For one thing, many government entitlements and payouts essentially exist to make up for income lost through taxes. For example, the federal government will spend around $26 billion on child tax credits (CCB) in 2025. Since those payments are indexed to income, eliminating federal income tax would, de facto, raise everyone’s income. That increase would drop CCB spending by as much as $15 billion. Naturally, we’d want to reset the program eligibility thresholds to ensure that low-income working families aren’t being hurt by the change, but the savings would still be significant.
There are more payment programs of that sort than you might imagine.

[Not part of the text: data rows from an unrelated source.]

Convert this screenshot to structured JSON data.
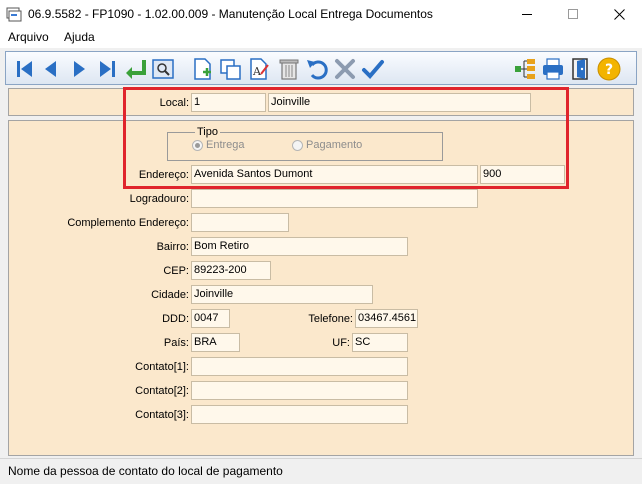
{
  "window": {
    "title": "06.9.5582 - FP1090 - 1.02.00.009 - Manutenção Local Entrega Documentos"
  },
  "menu": {
    "arquivo": "Arquivo",
    "ajuda": "Ajuda"
  },
  "toolbar": {
    "icons": [
      "first-record-icon",
      "previous-record-icon",
      "next-record-icon",
      "last-record-icon",
      "goto-icon",
      "zoom-icon",
      "new-icon",
      "copy-icon",
      "edit-icon",
      "delete-icon",
      "undo-icon",
      "cancel-icon",
      "confirm-icon",
      "tree-icon",
      "print-icon",
      "exit-icon",
      "help-icon"
    ]
  },
  "form": {
    "local_label": "Local:",
    "local_code": "1",
    "local_name": "Joinville",
    "tipo_label": "Tipo",
    "tipo_options": [
      "Entrega",
      "Pagamento"
    ],
    "tipo_selected": "Entrega",
    "endereco_label": "Endereço:",
    "endereco_value": "Avenida Santos Dumont",
    "numero_value": "900",
    "logradouro_label": "Logradouro:",
    "logradouro_value": "",
    "complemento_label": "Complemento Endereço:",
    "complemento_value": "",
    "bairro_label": "Bairro:",
    "bairro_value": "Bom Retiro",
    "cep_label": "CEP:",
    "cep_value": "89223-200",
    "cidade_label": "Cidade:",
    "cidade_value": "Joinville",
    "ddd_label": "DDD:",
    "ddd_value": "0047",
    "telefone_label": "Telefone:",
    "telefone_value": "03467.4561",
    "pais_label": "País:",
    "pais_value": "BRA",
    "uf_label": "UF:",
    "uf_value": "SC",
    "contato1_label": "Contato[1]:",
    "contato1_value": "",
    "contato2_label": "Contato[2]:",
    "contato2_value": "",
    "contato3_label": "Contato[3]:",
    "contato3_value": ""
  },
  "status": {
    "text": "Nome da pessoa de contato do local de pagamento"
  },
  "colors": {
    "panel_bg": "#fbe8cc",
    "field_bg": "#fff8eb",
    "highlight": "#e0242c",
    "toolbar_icon": "#2a6fc4"
  }
}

Without income taxes to worry about:
- The $6.2 billion GST/HST credit would cost us around $3 billion less each year.
- The Canada Workers Benefit (CWB) could cost $1.5 billion dollars less.

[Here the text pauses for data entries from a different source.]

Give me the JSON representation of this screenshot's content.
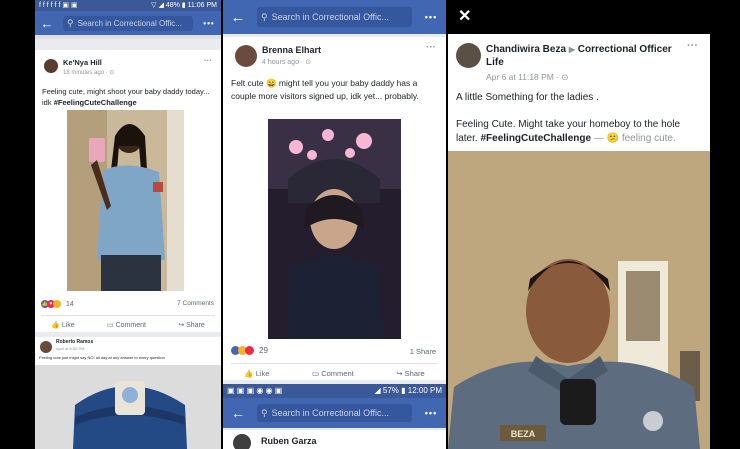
{
  "panel1": {
    "status": {
      "left": "f f f f f f ▣ ▣",
      "right": "▽ ◢ 48% ▮ 11:06 PM"
    },
    "search_placeholder": "Search in Correctional Offic...",
    "post": {
      "name": "Ke'Nya Hill",
      "time": "18 minutes ago · ⊙",
      "text": "Feeling cute, might shoot your baby daddy today... idk",
      "hashtag": "#FeelingCuteChallenge",
      "reaction_count": "14",
      "comments": "7 Comments",
      "actions": [
        "Like",
        "Comment",
        "Share"
      ]
    },
    "post2": {
      "name": "Roberto Ramos",
      "time": "April at 8:50 PM",
      "text": "Feeling cute just might say NO! all day at any answer to every question"
    }
  },
  "panel2": {
    "search_placeholder": "Search in Correctional Offic...",
    "post": {
      "name": "Brenna Elhart",
      "time": "4 hours ago · ⊙",
      "text": "Felt cute 😄 might tell you your baby daddy has a couple more visitors signed up, idk yet... probably.",
      "reaction_count": "29",
      "shares": "1 Share",
      "actions": [
        "Like",
        "Comment",
        "Share"
      ]
    },
    "status2": {
      "left": "▣ ▣ ▣ ◉ ◉ ▣",
      "right": "◢ 57% ▮ 12:00 PM"
    },
    "search_placeholder2": "Search in Correctional Offic...",
    "next_name": "Ruben Garza"
  },
  "panel3": {
    "close": "✕",
    "author": "Chandiwira Beza",
    "arrow": "▶",
    "group": "Correctional Officer Life",
    "time": "Apr 6 at 11:18 PM · ⊙",
    "line1": "A little Something for the ladies .",
    "line2": "Feeling Cute.  Might take your homeboy to the hole later.",
    "hashtag": "#FeelingCuteChallenge",
    "feeling": " — 😕 feeling cute.",
    "badge": "BEZA"
  },
  "colors": {
    "facebook_blue": "#4267b2",
    "status_blue": "#3b5998"
  }
}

- The Old Age Security (OAS) Clawback would likely generate an extra billion dollars each year in taxes.
- The Guaranteed Income Supplement for low-income OAS recipients could save $4 billion a year.
Even when factoring in for threshold recalculations to protect vulnerable families from unintended consequences, all those indirect consequences of a tax cut could easily add up to $20 billion in federal spending cuts. And don’t forget how the cost of administering and enforcing the income tax system would disappear. That’ll save us most of the $11 billion CRA costs us each year.
Nevertheless, last I heard, $30 billion (in savings) was a long, long way from $300 billion (in tax revenue shortfalls). No matter how hard we look, we’re not going to find $270 billion in government waste, fraud, and marginal programs to eliminate. And adding more government debt will benefit exactly no one (besides bond holders).
Ok then, let’s say we can find $100 billion in reasonable cuts (see The Audit for details). That would get us close to half way there. But it would also generate some serious economic turbulence.
On the one hand, such cuts would require dropping hundreds of thousands of workers off the federal payroll¹. It would also exert powerful downward pressure on our gross domestic product (GDP).
On the plus side however, a drop in government borrowing of this scale would likely reduce interest rates. That, in turn, could spark private investment activities that partially offset the GDP hit. If you add the personal wealth freed up by our income tax cuts to that mix, you’d likely see another nice GDP bump from sharp increases in household spending and investments.
Precisely predicting how a proposed change might affect all these moving parts is hard. Perhaps the ideal scenario would involve 20 percent or 50 percent cuts to taxes rather than 100 percent. Or maybe we’d be better off by playing around with sales tax rates. But I’m not convinced that anyone is even seriously and objectively thinking about our options right now.
One way or the other, the impact of such radical economic changes would be historic. I think it would be fascinating to develop data models to calculate and rank the macro economic consequences of applying various combinations of variables to the problem.
But taxation is a problem. And it’d be an important first step to recognize it as such.
Although on the bright side, as least they wouldn’t have to worry about delayed or incorrect Phoenix payments anymore.